Furthermore, the differences in axon growth between CA3 and CA1 cell grafts transplanted into the injured CA3 region of the adult hippocampus were quantified. For this, the overall graft axon growth from CA3 and CA1 cell grafts into the deafferented zones of the injured hippocampus (the CA1 strata oriens and radiatum, the dentate hilus, the dentate inner molecular layer) and the septum was measured using M6-immunostained sections. Three representative sections containing graft axons were used for this quantification in each of the two transplant groups (n = 5/group). Measurements in sections from the two groups were performed in a blinded manner using experimental codes. Quantification was performed using Scion Image. The areas occupied by the M6-immunoreactive structures per unit area of the above regions were determined. For each of the above regions, the microscopic image of the M6 immunoreactivity was transferred to the computer screen by focusing the appropriate area of the immunostained section with a Nikon E600 microscope equipped with a digital video camera (Optronics) connected to an IBM computer. Images were digitized using the 20× lens. The same intensity of light in the microscope and the same parameters in the digital camera were used to digitize all images in gray scale from different animals. The images were captured from the middle one-third of the upper blade of the DG for dentate inner molecular layer measurements, the middle one-third of the CA1 subfield for CA1 strata oriens and radiatum measurements. For dentate hilus measurements, the entire dentate hilus was used. All images were saved as BMP files for subsequent quantitative analyses using the Scion Image.

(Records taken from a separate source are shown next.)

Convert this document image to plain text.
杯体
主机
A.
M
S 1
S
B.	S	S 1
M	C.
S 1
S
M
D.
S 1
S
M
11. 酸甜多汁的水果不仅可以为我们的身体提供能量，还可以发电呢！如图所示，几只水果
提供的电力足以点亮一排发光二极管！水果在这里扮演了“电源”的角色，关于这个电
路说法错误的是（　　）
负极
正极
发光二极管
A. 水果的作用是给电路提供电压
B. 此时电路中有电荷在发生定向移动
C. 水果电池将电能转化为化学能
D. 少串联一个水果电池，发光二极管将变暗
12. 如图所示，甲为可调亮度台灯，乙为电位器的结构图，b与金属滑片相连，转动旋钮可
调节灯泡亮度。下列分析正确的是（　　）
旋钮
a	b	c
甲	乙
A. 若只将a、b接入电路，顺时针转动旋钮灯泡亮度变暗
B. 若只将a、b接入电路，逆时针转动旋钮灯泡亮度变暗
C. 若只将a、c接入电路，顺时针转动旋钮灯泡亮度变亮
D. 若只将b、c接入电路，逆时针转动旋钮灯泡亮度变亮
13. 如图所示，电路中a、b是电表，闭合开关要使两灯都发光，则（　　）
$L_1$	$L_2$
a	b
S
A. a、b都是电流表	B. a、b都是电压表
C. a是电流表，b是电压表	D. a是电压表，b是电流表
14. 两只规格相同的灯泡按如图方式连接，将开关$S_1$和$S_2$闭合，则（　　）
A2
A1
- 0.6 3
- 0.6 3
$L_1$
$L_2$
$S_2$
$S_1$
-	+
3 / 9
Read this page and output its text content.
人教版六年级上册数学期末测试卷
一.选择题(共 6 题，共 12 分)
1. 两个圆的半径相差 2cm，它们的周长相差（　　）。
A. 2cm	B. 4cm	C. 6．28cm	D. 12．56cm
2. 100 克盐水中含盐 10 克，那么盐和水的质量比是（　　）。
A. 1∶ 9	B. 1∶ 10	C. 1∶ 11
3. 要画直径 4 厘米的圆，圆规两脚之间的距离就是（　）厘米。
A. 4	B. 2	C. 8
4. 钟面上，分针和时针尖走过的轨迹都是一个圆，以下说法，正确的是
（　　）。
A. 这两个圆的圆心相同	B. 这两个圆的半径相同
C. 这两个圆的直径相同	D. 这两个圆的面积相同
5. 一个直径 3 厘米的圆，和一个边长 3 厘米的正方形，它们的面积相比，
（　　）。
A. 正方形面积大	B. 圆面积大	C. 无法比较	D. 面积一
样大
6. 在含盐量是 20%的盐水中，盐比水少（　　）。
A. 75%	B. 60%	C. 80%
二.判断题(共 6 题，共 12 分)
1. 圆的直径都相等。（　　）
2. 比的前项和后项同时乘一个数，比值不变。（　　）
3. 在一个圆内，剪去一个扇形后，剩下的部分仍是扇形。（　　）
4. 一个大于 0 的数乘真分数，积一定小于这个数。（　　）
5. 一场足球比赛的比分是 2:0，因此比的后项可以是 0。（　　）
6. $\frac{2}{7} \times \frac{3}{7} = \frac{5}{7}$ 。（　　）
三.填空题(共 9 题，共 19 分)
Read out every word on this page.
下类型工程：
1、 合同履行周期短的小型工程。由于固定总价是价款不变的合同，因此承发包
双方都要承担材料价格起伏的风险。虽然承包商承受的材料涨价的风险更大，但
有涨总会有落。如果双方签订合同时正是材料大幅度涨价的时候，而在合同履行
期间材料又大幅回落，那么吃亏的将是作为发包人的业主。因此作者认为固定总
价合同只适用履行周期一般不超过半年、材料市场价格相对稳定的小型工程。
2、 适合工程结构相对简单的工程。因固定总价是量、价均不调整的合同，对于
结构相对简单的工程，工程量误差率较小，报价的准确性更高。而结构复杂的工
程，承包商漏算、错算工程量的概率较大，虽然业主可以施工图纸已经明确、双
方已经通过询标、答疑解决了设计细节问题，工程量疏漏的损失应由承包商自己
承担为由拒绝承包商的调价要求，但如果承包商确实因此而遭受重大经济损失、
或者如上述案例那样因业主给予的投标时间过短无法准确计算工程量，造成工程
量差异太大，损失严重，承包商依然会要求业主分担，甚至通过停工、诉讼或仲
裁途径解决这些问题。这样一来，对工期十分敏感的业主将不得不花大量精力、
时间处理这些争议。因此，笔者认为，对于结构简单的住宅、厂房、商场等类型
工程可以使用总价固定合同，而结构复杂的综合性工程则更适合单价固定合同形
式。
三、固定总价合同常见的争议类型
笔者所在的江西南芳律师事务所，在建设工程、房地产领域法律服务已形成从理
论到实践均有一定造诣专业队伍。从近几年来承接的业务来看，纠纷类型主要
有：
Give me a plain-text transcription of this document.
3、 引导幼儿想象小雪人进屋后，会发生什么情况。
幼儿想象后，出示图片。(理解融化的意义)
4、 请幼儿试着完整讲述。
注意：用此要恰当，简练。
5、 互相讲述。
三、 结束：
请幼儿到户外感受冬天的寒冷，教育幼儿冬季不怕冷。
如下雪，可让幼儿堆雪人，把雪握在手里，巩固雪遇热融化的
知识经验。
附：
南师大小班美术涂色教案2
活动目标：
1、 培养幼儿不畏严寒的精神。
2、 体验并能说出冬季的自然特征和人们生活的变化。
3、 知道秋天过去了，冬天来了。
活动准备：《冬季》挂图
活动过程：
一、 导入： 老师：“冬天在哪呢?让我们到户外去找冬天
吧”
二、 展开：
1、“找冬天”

For measurements in each image, the boundaries of the region of interest were marked, and the total area of the marked region was measured. After this, the binary image of the M6-immunoreactive axons in the marked area was created by selecting a threshold value that keeps all immunoreactive elements but no background. The final binary image was cross-checked with the original gray scale image by alternating the two images on the computer screen. The area occupied by the M6-immunoreactive structures in the binary image was then measured by selecting the “analyze particles” command of the Scion Image program. This way, the area of individual particles (i.e., the M6-immunoreactive axons) in the selected field was measured, and the sum area of all particles was stored for additional calculations and statistical analyses. Because spatial calibration of the image was performed in micrometers using the “set scale” function of the program before measurements, the results from area measurements were obtained in square micrometers. The value for each region was calculated separately by using data from three sections before the means and SEs were determined for the total number of samples (n = 5) included per group. The values were compared between the two groups of animals (i.e., the animals receiving CA3 or CA1 cell transplants) using an unpaired, two-tailed Student's t test.
Results
Hippocampal cytoarchitecture and aberrant mossy fiber sprouting after intracerebroventricular KA administration
Evaluation of the Nissl-stained sections at different time points after the intracerebroventricular KA administration confirmed degeneration of the dentate hilar neurons and CA3 pyramidal neurons in the hippocampus ipsilateral to the intracerebroventricular KA administration. Significant loss of dentate hilar neurons was evident throughout the septotemporal axis of the hippocampus. The CA3 pyramidal cell layer showed widespread neurodegeneration throughout the hippocampus; however, some CA3 pyramidal neurons persisted at all anteroposterior levels in a small area of CA3a subregion adjacent to the CA2 cell layer. The granule cell layer was completely spared throughout the hippocampus. The CA1 pyramidal cell layer, however, was spared in the anterior one-half of the hippocampus but showed partial neurodegeneration in the posterior one-half of the hippocampus. The above pattern of neurodegeneration (referred to as “classic intracerebroventricular KA lesion” in Materials and Methods) is consistent with our multiple previous reports (Shetty and Turner, 1995a,b, 1997, 2000; Shetty et al., 2003).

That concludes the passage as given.